Tre Carabinieri feriti. Hanno riportato prognosi di 7 giorni a testa e uno straniero arresto. E’ il bilancio dell’aggressione avvenuta ieri a Fontivegge di Perugia, davanti alle Poste di via Mario Angeloni. Un nigeriano di 39 anni è stato arrestato per resistenza a pubblico ufficiale e lesioni.

Panico e momenti di tensione! E’ accaduto alle 9 del mattino quando lo straniero in totale escandescenza ha aggredito con pugni i carabinieri del radiomobile e di Ponte San Giovanni, impegnati nei controlli anti Covid.

I militari, davanti agli occhi sgomenti di numerosi passanti a quell’ora in fila all’ufficio postale, sono stati costretti ad arrestarlo con un intervento deciso. A testimoniare il fatto anche un video di Lorenzo Brunetti, la guardia giurata, che ha ripreso l’intera aggressione. Postato sui social (Progetto Fontivegge) è diventato subito virale.

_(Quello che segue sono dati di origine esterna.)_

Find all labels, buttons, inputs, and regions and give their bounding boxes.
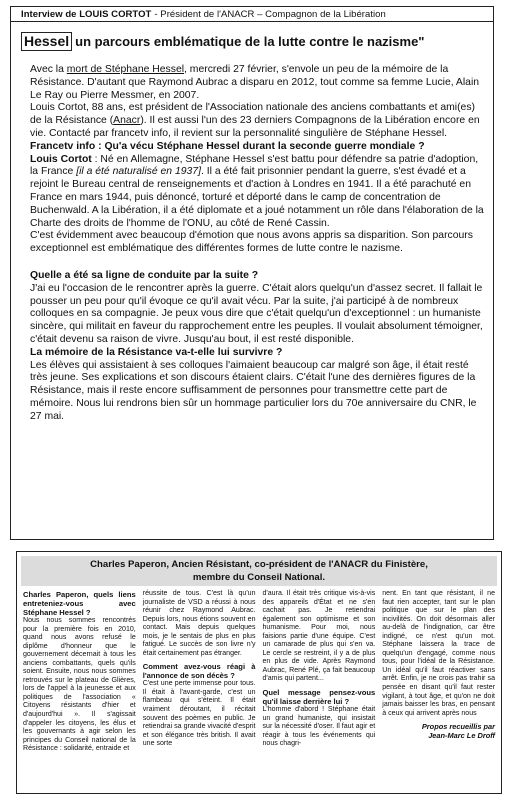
column-question: Comment avez-vous réagi à l'annonce de son décès ? bbox=[142, 662, 256, 681]
box-columns bbox=[23, 590, 495, 754]
article-title bbox=[21, 32, 487, 51]
column-text: réussite de tous. C'est là qu'un journaliste de VSD a réussi à nous réunir chez Raymond Aubrac. Depuis lors, nous étions souvent en contact. Mais depuis quelques mois, je le sentais de plus en plus fatigué. Le succès de son livre n'y était certainement pas étranger. bbox=[142, 590, 256, 657]
speaker-name: Louis Cortot bbox=[30, 153, 92, 165]
header-name: Interview de LOUIS CORTOT bbox=[21, 8, 152, 20]
column-2 bbox=[143, 590, 256, 754]
intro-text: Avec la bbox=[30, 64, 67, 75]
header-rest: - Président de l'ANACR – Compagnon de la Libération bbox=[154, 8, 386, 20]
column-1 bbox=[23, 590, 136, 754]
column-text: d'aura. Il était très critique vis-à-vis des appareils d'État et ne s'en cachait pas. Je retiendrai également son optimisme et son humanisme. Pour moi, nous faisions partie d'une équipe. C'est un camarade de plus qui s'en va. Le cercle se restreint, il y a de plus en plus de vide. Après Raymond Aubrac, René Plé, ça fait beaucoup d'amis qui partent... bbox=[262, 590, 376, 683]
column-4 bbox=[382, 590, 495, 754]
column-text: C'est une perte immense pour tous. Il était à l'avant-garde, c'est un flambeau qui s'éteint. Il était vraiment déroutant, il récitait souvent des poèmes en public. Je retiendrai sa grande vivacité d'esprit et son élégance très british. Il avait une sorte bbox=[142, 680, 256, 748]
section-2 bbox=[30, 270, 485, 347]
section-1 bbox=[30, 141, 485, 256]
answer-1-continued: C'est évidemment avec beaucoup d'émotion que nous avons appris sa disparition. Son parcours exceptionnel est emblématique des différentes formes de lutte contre le nazisme. bbox=[30, 230, 473, 255]
answer-2: J'ai eu l'occasion de le rencontrer après la guerre. C'était alors quelqu'un d'assez secret. Il fallait le pousser un peu pour qu'il évoque ce qu'il avait vécu. Par la suite, j'ai participé à de nombreux colloques en sa compagnie. Je peux vous dire que c'était quelqu'un d'exceptionnel : un humaniste sincère, qui militait en faveur du rapprochement entre les peuples. Il voulait absolument témoigner, c'était devenu sa raison de vivre. Jusqu'au bout, il est resté disponible. bbox=[30, 282, 483, 345]
column-question: Quel message pensez-vous qu'il laisse derrière lui ? bbox=[262, 688, 376, 707]
interview-article bbox=[10, 6, 494, 540]
byline-author: Jean-Marc Le Droff bbox=[428, 731, 495, 741]
box-title bbox=[21, 556, 497, 586]
title-rest: un parcours emblématique de la lutte contre le nazisme" bbox=[75, 34, 425, 49]
question-3: La mémoire de la Résistance va-t-elle lui survivre ? bbox=[30, 346, 283, 358]
intro bbox=[30, 64, 485, 141]
question-1: Francetv info : Qu'a vécu Stéphane Hessel durant la seconde guerre mondiale ? bbox=[30, 140, 425, 152]
column-3 bbox=[263, 590, 376, 754]
column-text: nent. En tant que résistant, il ne faut rien accepter, tant sur le plan politique que sur le plan des incivilités. On doit désormais aller au-delà de l'indignation, car être indigné, ce n'est qu'un mot. Stéphane laissera la trace de quelqu'un d'engagé, comme nous tous, pour l'idéal de la Résistance. Un idéal qu'il faut réactiver sans arrêt. Enfin, je ne crois pas trahir sa pensée en disant qu'il faut rester vigilant, à tout âge, et qu'on ne doit jamais baisser les bras, en pensant à ceux qui arrivent après nous bbox=[382, 590, 495, 717]
title-boxed-word: Hessel bbox=[21, 32, 72, 51]
box-title-line-1: Charles Paperon, Ancien Résistant, co-président de l'ANACR du Finistère, bbox=[90, 559, 428, 570]
link-anacr[interactable]: Anacr bbox=[113, 115, 141, 127]
intro-text: ). Il est aussi l'un des 23 derniers Compagnons de la Libération encore en vie. Contacté par francetv info, il revient sur la personnalité singulière de Stéphane Hessel. bbox=[30, 115, 480, 139]
box-title-line-2: membre du Conseil National. bbox=[192, 572, 326, 583]
paperon-interview-box bbox=[16, 551, 502, 794]
link-hessel-death[interactable]: mort de Stéphane Hessel bbox=[66, 64, 185, 75]
column-question: Charles Paperon, quels liens entreteniez-vous avec Stéphane Hessel ? bbox=[23, 590, 136, 617]
column-text: Nous nous sommes rencontrés pour la première fois en 2010, quand nous avons refusé le diplôme d'honneur que le gouvernement décernait à tous les anciens combattants, quels qu'ils soient. Ensuite, nous nous sommes retrouvés sur le plateau de Glières, lors de l'appel à la jeunesse et aux politiques de l'association « Citoyens résistants d'hier et d'aujourd'hui ». Il s'agissait d'appeler les citoyens, les élus et les gouvernants à agir selon les principes du Conseil national de la Résistance : solidarité, entraide et bbox=[23, 617, 136, 753]
question-2: Quelle a été sa ligne de conduite par la suite ? bbox=[30, 269, 259, 281]
intro-paragraph-2 bbox=[30, 102, 485, 140]
byline-line-1: Propos recueillis par bbox=[421, 722, 495, 732]
intro-paragraph-1 bbox=[30, 64, 485, 102]
answer-aside: [il a été naturalisé en 1937] bbox=[76, 166, 201, 178]
intro-text: Louis Cortot, 88 ans, est président de l'Association nationale des anciens combattants et ami(es) de la Résistance ( bbox=[30, 102, 475, 127]
article-header-band bbox=[11, 7, 493, 22]
answer-text: . Il a été fait prisonnier pendant la guerre, s'est évadé et a rejoint le Bureau central de renseignements et d'action à Londres en 1941. Il a été parachuté en France en mars 1944, puis dénoncé, torturé et déporté dans le camp de concentration de Buchenwald. A la Libération, il a été diplomate et a joué notamment un rôle dans l'élaboration de la Charte des droits de l'homme de l'ONU, au côté de René Cassin. bbox=[30, 166, 484, 229]
answer-text: : Né en Allemagne, Stéphane Hessel s'est battu pour défendre sa patrie d'adoption, la France bbox=[30, 153, 479, 178]
answer-1 bbox=[30, 154, 485, 231]
intro-text: , mercredi 27 février, s'envole un peu de la mémoire de la Résistance. D'autant que Raymond Aubrac a disparu en 2012, tout comme sa femme Lucie, Alain Le Ray ou Pierre Messmer, en 2007. bbox=[30, 64, 480, 101]
section-3 bbox=[30, 347, 485, 424]
byline bbox=[382, 722, 495, 740]
column-text: L'homme d'abord ! Stéphane était un grand humaniste, qui insistait sur la nécessité d'oser. Il faut agir et réagir à tous les événements qui nous chagri- bbox=[262, 706, 376, 748]
answer-3: Les élèves qui assistaient à ses colloques l'aimaient beaucoup car malgré son âge, il était resté très jeune. Ses explications et son discours étaient clairs. C'était l'une des dernières figures de la Résistance, mais il reste encore suffisamment de personnes pour transmettre cette part de mémoire. Nous lui rendrons bien sûr un hommage particulier lors du 70e anniversaire du CNR, le 27 mai. bbox=[30, 359, 477, 422]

“Nel video (👇) si vede un carabiniere aiutarsi con le mani al viso – scrive Brunetti -, probabilmente raggiunto agli occhi dal gas urticante di ritorno dello spray al peperoncino usato per l’operazione. Un militare è stato subito aiutato e soccorso con acqua da una persona che usciva dalla banca”.

Il giovane aggressore è conosciuto agli operatori della sicurezza: “E’ solito – continua Brunetti – mettersi sempre in coda all’ufficio postale per l’atteggiamento generalmente ostile alle regole, comprese quelle anti contagio di questi giorni, visto spesso fuori casa a passeggiare senza motivo. Il giovane di colore – conclude Brunetti – era stato denunciato pochi giorni fa perché sorpreso dall’operatore dell’agenzia ONE a beneficiare dell’energia elettrica condominiale con una prolunga che collegava la propria abitazione alla rete elettrica del palazzo”.

Interviene la Lega di Perugia: “La misura e’ colma, il Gruppo della Lega del Comune di Perugia, non puo’ piu’ tacere di fronte al persistere di gesti di abituale delinquenza. L’emergenza Coronavirus non puo’ diventare la scusa per far passare in secondo piano le “gesta” dei criminali , anzi , una forza politica seria deve trovare il coraggio di denunciare situazioni delinquenziali a maggior ragione in queste ore, perche’ e’ proprio il crimine di questi giorni ad essere oltremodo oltraggioso ed infame”.